Fret rempli de questions

Alors que de nombreuses questions sur Stonehenge ont trouvé des réponses ces dernières années, de nouveaux mystères sont apparus. Pour les résoudre, les scientifiques continuent d'examiner le paysage et le sol. Il y a de fortes chances qu'ils trouvent des réponses bien plus anciennes que Stonehenge lui-même. « Six mille ans avant la pose de la première pierre monumentale, cette région était déjà habitée », précise Philippe De Smedt. « Le paysage exerçait déjà une attraction à l'époque. Il y a deux ans, De Smedt a lancé un nouveau projet avec l'Université de Birmingham pour cartographier le paysage historique.

« Ces régions sont marquées par l'intervention humaine. Et je ne parle pas des monuments et des artefacts, mais des nombreux puits, canaux, rangées d'arbres et anciennes limites de parcelles que nous trouvons ici. Comparées aux pierres emblématiques de Stonehenge, ces choses semblent banales. Mais ils apprennent beaucoup aux archéologues sur les gens d'ici - où et comment ils vivaient, et quelles étaient leurs habitudes quotidiennes. Et surtout :pourquoi ils ont choisi cette région pour s'installer. Comprendre l'évolution et la popularité de cette région peut être important pour ceux qui veulent découvrir pourquoi Stonehenge vient d'être construit ici."

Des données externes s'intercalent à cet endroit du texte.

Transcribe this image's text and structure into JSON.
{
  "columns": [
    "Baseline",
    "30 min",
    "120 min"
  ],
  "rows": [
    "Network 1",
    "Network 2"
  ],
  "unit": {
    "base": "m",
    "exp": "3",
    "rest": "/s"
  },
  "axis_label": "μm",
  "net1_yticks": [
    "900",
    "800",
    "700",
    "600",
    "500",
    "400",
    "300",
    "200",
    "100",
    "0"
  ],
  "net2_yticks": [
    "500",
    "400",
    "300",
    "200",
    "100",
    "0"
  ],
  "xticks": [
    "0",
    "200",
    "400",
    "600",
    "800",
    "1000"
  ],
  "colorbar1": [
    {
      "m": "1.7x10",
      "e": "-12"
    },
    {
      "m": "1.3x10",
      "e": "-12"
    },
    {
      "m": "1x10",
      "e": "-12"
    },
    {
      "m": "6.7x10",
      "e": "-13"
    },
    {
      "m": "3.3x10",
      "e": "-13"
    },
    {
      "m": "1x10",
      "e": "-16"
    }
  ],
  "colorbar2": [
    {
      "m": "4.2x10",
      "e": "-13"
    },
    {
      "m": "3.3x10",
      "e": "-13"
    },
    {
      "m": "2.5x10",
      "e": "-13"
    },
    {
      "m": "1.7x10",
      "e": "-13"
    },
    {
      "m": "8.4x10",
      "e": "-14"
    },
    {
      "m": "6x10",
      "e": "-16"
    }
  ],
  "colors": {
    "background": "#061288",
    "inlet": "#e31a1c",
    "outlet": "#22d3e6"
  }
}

Pendant ce temps, De Smedt conduisait déjà trois tonnes de terre de Stonehenge à Gand avec un camion. « Ce matériel contient des réponses à nos questions. Mais ils soulèvent probablement aussi de nouvelles questions. Nous ne serons jamais en mesure d'expliquer pleinement le mystère de Stonehenge."

Graffiti préhistorique

Sur plusieurs pierres de Stonehenge, vous pouvez voir toutes sortes de petites inscriptions et dessins. "Les sculptures les plus anciennes datent d'environ 1500 avant JC", explique l'expert de Stonehenge Mike Parker Pearson. « Ce sont des dessins de haches et de poignards. Ces sculptures ont vraisemblablement été faites pour commémorer les morts qui sont enterrés à proximité du monument.'

Stonehenge était-il le symbole d un Brexit préhistorique ?

Outre les inscriptions préhistoriques, les archéologues ont également découvert des graffitis beaucoup plus récents. « Au XIXe siècle, les premiers touristes fortunés ont gravé leur nom, leur origine et leur date de visite sur les pierres. Un nom notable est "X Wren." Pearson soupçonne qu'il a été placé par le jeune architecte, anatomiste et physicien Christopher Wren (1632-1723). Le "X" est une croix et est une abréviation pour Christopher. Wren deviendra plus tard architecte de la cour et signera la conception de la célèbre cathédrale Saint-Paul de Londres. » Stonehenge a-t-il suscité son amour de l'architecture ?

Mike Parker Pearson est commissaire de l'exposition "Stonehenge - Au-delà du mystère", qui se déroulera du 13 octobre 2018 au 21 avril 2019 au Musée gallo-romain de Tongres. Philippe De Smedt donnera une conférence le 1er décembre 2018.
Plus d'infos sur www.galloromeinsmuseum.be.